Consuming Folate Around Conception Reduces Risk of Autism From Pesticides
By Mae Chan
Mothers exposed to pesticides who took high-doses of folic acid around conception reduced their risk of having children with autistic spectrum disorder (ASD), according to a study in Environmental Health Perspectives.
An editorial published previous in the prestigious journal Environmental Health Perspectives called for increased research to identify possible environmental causes of autism and other neurodevelopmental disorders in America’s children and presents a list of ten target chemicals including which are considered highly likely to contribute to these conditions.
Glyphosate is an herbicide produced and marketed by Monsanto Corporation, the agrochemical and biotechnology giant. Monsanto claims that glyphosate is safe and has successfully lobbied the Environmental Protection Agency to raise the residue limits of this toxic chemical.
Independent scientists disagree with Monsanto: several recently published peer-reviewed studies point to serious health impacts from exposure to this toxic herbicide.
Roundup herbicide may also be the most important factor in development of autism and other chronic disease. Glyphosate does induce disease and is a “textbook example of exogenous semiotic entropy.” Glyphosate inhibits detoxification of xenobiotics and interferes with cytochrome P450 enzymes, which enhances the damaging effects of other chemical residues and toxins, and very slowly damages cellular systems in the body through inflammation. Residues of glyphosate are found in sugar, corn, soy, and wheat, some of the main components of the Western diet.
Mothers who had been exposed to agricultural pesticides at any time in the 3 months before and after conceiving, and who took 800 micrograms/ day (ug/d) of folic acid in the first month of pregnancy halved the risk of their child developing ASD, found a multi-disciplinary team of researchers from the University of California, Davis.
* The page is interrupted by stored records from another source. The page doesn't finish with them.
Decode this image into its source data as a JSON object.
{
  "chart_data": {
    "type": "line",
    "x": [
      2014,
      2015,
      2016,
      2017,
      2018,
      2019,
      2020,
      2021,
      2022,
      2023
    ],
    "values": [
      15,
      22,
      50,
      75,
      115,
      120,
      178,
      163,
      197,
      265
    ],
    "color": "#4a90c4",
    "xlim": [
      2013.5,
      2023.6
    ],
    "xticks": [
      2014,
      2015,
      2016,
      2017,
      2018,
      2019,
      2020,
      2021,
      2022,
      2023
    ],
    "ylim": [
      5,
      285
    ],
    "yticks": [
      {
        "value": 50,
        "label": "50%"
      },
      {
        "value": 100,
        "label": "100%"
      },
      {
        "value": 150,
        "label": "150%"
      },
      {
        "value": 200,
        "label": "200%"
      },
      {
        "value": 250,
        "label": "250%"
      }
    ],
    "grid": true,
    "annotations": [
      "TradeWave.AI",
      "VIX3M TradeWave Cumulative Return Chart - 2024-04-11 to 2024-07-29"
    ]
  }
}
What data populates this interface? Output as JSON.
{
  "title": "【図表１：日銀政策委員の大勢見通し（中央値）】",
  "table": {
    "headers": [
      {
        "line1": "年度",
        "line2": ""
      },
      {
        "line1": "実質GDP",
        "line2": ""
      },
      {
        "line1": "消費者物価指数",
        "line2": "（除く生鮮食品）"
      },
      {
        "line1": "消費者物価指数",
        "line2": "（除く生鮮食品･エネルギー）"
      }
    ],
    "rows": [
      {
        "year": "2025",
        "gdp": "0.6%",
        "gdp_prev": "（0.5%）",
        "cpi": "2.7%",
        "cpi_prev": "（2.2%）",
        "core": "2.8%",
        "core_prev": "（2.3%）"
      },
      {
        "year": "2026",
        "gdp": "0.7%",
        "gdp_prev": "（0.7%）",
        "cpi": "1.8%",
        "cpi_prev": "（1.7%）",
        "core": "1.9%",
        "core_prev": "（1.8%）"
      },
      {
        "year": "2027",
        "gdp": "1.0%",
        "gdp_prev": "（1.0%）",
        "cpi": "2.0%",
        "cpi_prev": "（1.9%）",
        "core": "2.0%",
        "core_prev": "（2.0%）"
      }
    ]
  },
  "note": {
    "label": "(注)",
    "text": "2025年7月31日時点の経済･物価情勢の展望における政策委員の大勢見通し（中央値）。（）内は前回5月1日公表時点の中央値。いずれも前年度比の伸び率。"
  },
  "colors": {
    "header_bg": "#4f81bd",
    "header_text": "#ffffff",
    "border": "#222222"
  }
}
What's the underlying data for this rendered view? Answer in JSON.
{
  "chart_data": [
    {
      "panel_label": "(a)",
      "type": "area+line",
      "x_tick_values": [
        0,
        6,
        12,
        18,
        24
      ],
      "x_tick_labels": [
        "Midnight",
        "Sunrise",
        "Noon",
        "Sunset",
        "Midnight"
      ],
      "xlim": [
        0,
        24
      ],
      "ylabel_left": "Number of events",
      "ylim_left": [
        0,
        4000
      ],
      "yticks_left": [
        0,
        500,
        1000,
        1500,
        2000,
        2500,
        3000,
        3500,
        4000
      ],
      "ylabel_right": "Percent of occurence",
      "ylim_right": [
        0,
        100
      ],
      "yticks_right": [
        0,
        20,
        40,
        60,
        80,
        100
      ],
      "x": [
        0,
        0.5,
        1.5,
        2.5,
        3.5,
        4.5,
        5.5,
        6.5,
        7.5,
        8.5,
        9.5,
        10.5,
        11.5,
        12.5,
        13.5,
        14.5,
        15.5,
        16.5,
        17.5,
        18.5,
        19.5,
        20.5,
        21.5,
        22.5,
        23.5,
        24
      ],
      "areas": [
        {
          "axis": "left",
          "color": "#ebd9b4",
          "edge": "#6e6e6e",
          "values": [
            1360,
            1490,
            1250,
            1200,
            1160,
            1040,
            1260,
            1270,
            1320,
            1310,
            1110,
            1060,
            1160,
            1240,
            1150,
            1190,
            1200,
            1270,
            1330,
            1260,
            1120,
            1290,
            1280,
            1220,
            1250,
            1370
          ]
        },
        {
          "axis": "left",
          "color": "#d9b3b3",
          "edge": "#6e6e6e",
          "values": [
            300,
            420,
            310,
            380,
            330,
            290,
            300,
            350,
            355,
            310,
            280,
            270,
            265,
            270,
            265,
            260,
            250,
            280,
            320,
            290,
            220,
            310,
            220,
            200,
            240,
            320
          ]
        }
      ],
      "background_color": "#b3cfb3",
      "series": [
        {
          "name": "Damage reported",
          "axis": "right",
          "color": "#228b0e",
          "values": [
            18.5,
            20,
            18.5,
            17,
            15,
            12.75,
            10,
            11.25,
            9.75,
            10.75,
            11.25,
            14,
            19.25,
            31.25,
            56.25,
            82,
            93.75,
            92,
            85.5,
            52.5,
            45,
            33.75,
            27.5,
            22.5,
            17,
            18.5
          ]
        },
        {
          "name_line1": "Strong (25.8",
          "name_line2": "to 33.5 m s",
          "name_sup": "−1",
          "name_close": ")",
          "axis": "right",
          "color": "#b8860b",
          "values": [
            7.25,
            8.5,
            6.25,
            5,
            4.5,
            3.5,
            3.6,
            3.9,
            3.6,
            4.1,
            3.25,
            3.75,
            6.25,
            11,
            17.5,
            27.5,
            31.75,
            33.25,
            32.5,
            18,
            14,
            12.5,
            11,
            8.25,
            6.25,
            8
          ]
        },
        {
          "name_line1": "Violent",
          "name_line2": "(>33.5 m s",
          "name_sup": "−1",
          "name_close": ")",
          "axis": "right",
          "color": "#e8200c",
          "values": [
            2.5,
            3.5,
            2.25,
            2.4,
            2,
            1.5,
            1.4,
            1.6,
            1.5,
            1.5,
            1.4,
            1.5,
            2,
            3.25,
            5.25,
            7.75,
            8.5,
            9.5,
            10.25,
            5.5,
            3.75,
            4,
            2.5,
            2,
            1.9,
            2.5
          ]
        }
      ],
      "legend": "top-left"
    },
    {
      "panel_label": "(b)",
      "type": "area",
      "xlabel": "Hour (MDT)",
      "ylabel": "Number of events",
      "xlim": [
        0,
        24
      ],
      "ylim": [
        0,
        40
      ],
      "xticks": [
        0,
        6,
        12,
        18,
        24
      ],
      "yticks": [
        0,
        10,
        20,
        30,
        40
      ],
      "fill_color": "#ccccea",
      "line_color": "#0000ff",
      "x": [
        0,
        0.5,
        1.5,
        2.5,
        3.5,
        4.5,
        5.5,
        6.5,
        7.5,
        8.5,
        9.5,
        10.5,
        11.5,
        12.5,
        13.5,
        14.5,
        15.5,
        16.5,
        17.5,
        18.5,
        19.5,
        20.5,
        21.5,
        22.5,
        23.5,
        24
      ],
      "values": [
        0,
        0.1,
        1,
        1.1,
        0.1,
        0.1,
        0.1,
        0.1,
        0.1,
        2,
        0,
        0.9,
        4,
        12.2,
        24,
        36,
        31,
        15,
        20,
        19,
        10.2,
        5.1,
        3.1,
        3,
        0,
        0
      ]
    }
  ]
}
Regular exposure to outdoor pesticide sprays and foggers, combined with low folic acid intake (800 ug/d) increased the risk of ASD in offspring by 4 times compared with no exposure and high intake. Increasing intake above the 800 ug/d threshold mitigated this risk to 1.8 times in offspring of frequently exposed mothers.
The study also identified significant ASD risk reductions for high-dose folic acid consumers in mothers exposed to household pesticide products.
“We found that if the mom was taking folic acid during the window around conception, the risk associated with pesticides seemed to be attenuated,” said first author Professor Rebecca Schmidt. “Mothers should try to avoid pesticides. But if they live near agriculture, where pesticides can blow in, this might be a way to counter those effects.”
“Folic acid intake below the median and exposure to pesticides was associated with higher risk of autism than either low intake or exposure alone,” she added. “The mothers who had the highest risk were the ones who were exposed to pesticides regularly.”
Although higher folic acid consumption was associated with lower ASD risk, the higher vitamin intake did not eliminate risk.
“It would be better for women to avoid chronic pesticide exposure if they can while pregnant,” Schmidt said.
The study is important, the researchers suggest, as it is the first to show evidence for the mitigation of ASD risk from pesticides through maternal folic acid intake. Results are nevertheless consistent with previous research identifying benefits of maternal folic acid intake in protecting against the effects of environmental toxins (including arsenic) on developing offspring.
The case-control study used data from the Childhood Autism Risks from Genetics and the Environment (CHARGE) trial. The cohort of children aged between 2 and 5 included 296 who had developed ASD and 220 healthy controls.
Folic acid consumption and peri-conceptual exposure to household pesticides were evaluated by interview, while exposure to agricultural pesticides was estimated by linking data from California Pesticide Use reports to mothers’ addresses.
The observational design of the study prevents establishment of a causal effect. However, it is widely recognised that pesticides can adversely affect DNA methylation, and that folic acid is a major methyl donor. Therefore, the researchers were able to hypothesise potential causal mechanisms for folic acid’s protective effect.
“Folate plays a critical role in DNA methylation (a process by which genes are turned off or on), as well as in DNA repair and synthesis,” said Schmidt. “These are all really important during periods of rapid growth when there are lots of cells dividing, as in a developing foetus. Adding folic acid might be helping out in a number of these genomic functions.”
“Larger studies, exposure measurements or markers that are prospectively collected, and research on potential mechanisms would be helpful in moving the field forward,” the researchers proposed regarding possible next steps.